According to the Hagen-Poiseuille law, the pressure difference between the two ends of a fluid in a narrow cylindrical tube, r  \(\ll \)  L, causes the volumetric flow Q, which can be obtained from the equation by Kirby62:

$${\rm{Q}}=\frac{\pi {r}^{4}{\rm{\Delta }}P}{8\mu L}$$
(3)

where L is the length of the fluid column, μ is its dynamic viscosity, and ∆P is the total driving pressure acting on the fluid in the tube. Assuming that the fluid displacement occurs only via capillary action, by substituting Pc from equation (2) for ΔP in equation (3), we can write:

$$Q=\frac{{{\rm{\pi }}r}^{3}{\rm{\gamma }}}{4{\rm{\mu }}L}$$
(4)

Now, assuming that in the time dt, the surface of the fluid inside the tube is displaced by dL, we can write

$${\rm{Q}}\cdot dt={{\rm{\pi }}r}^{2}\cdot dL$$
(5)

Substituting equation (4) into equation (5) and integration give

$${\frac{L(t)}{2}}^{2}=\frac{r{\rm{\gamma }}}{4{\rm{\mu }}}t+{\rm{C}}$$
(6)

where C is an integration constant. Assuming an initial condition of \(L(t)=0\) at \(t=0\), we can estimate the time required to fill a tube of length L by capillary action using the following equation:

$$t=\frac{2{\rm{\mu }}{L}^{2}}{r{\rm{\gamma }}}$$
(7)

The above formula was independently derived by Washburn63 under similar assumptions.

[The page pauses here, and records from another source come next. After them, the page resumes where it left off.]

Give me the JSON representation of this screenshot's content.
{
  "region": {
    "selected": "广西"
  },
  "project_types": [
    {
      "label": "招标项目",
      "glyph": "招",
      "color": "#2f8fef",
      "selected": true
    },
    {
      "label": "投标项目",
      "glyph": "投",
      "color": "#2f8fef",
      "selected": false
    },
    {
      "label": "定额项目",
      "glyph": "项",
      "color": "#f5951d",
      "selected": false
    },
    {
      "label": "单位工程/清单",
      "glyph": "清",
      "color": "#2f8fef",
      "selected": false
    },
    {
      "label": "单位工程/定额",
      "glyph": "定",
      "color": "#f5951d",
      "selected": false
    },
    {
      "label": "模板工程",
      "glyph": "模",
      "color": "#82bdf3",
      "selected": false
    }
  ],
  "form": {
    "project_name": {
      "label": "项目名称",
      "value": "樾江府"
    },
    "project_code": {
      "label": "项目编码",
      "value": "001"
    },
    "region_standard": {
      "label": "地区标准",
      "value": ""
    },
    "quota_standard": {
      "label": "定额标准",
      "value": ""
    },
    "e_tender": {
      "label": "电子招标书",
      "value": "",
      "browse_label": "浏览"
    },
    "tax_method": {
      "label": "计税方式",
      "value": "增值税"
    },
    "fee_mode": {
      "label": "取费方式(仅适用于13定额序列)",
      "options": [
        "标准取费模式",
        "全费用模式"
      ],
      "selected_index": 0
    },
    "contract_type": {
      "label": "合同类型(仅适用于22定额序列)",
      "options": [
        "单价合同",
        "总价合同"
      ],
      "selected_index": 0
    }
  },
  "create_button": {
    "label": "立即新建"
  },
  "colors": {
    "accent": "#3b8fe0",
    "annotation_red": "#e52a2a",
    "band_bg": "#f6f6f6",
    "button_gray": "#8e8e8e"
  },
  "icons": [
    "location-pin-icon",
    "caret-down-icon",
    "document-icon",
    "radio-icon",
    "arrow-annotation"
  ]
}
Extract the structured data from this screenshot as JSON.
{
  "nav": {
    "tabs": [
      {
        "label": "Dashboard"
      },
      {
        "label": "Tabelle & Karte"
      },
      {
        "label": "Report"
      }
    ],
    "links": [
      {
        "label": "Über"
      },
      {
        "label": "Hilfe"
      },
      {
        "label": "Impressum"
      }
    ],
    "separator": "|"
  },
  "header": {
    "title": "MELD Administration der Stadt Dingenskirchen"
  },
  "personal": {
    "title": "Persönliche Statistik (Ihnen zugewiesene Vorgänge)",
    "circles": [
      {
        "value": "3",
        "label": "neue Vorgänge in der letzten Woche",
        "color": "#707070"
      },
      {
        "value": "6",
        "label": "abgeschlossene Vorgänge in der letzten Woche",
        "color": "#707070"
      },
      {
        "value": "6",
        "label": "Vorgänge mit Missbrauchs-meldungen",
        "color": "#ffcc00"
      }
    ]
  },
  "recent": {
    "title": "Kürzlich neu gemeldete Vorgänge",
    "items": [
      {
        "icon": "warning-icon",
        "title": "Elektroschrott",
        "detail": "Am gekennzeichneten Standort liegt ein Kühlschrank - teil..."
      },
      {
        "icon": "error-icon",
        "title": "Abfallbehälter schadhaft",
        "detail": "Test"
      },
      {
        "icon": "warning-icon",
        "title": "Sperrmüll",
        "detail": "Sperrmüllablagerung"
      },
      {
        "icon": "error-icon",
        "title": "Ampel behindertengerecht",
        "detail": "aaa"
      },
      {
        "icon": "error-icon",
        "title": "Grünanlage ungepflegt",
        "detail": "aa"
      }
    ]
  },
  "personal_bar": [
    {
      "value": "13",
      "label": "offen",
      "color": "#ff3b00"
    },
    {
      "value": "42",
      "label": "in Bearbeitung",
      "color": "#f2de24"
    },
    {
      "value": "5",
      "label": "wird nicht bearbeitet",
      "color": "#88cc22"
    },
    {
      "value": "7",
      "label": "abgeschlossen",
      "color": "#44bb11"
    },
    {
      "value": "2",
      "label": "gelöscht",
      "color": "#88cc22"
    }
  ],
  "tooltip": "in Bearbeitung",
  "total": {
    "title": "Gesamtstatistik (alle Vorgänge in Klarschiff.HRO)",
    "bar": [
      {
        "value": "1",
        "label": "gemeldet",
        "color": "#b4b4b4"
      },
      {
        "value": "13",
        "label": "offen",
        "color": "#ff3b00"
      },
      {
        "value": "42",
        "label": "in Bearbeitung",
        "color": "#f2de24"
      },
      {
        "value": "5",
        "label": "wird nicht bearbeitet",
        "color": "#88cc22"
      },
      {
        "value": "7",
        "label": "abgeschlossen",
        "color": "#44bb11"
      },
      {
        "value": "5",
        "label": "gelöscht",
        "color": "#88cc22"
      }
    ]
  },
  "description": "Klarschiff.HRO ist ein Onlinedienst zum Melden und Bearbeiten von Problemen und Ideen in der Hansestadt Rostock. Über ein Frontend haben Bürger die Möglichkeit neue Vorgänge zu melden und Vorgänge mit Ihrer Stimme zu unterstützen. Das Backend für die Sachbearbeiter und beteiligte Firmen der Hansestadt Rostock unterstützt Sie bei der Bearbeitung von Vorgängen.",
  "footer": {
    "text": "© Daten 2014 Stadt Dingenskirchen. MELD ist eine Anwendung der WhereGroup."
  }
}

To calculate the pressure (∆P) transferring a certain amount of fluid using equation (3), the volumetric flow Q has to be calculated. For this purpose, we used the data from L. coronata, which has the smallest flagellum diameter, because more data are available for this species than for the other studied species. The volume V of the sperm transferred to a female through a copulation was estimated using the following formula with the assumption that spermatozoa are propelled in a line through the extremely narrow duct, as known from a rove beetle54:

$${\rm{V}}={\rm{\pi }}{r}_{flagellum}^{2}\,{L}_{sperm}{N}_{sperm}$$
(8)

where \({r}_{flagellum}\) is the internal radius of the flagellum, \({L}_{sperm}\) is the length of spermatozoa, and \({N}_{sperm}\) is the number of spermatozoa transferred through a single copulation and counted in the present study. Based on a micrograph showing the spermatozoa of Zophobas confusa (Tenebrioninae: Tenebrionini) (Fig. 3E in Dias et al.64), \({L}_{sperm}\) was determined to be 157 μm (data for L. coronata were not available).

According to the Jurin’s law27, the fluid meniscus height can be calculated by:

$${\rm{h}}=\frac{2\gamma \,\cos \,\theta }{\rho gr}$$
(9)

where \(\rho \) is the density of the fluid and g is the gravitational acceleration (9.80665 m s−2).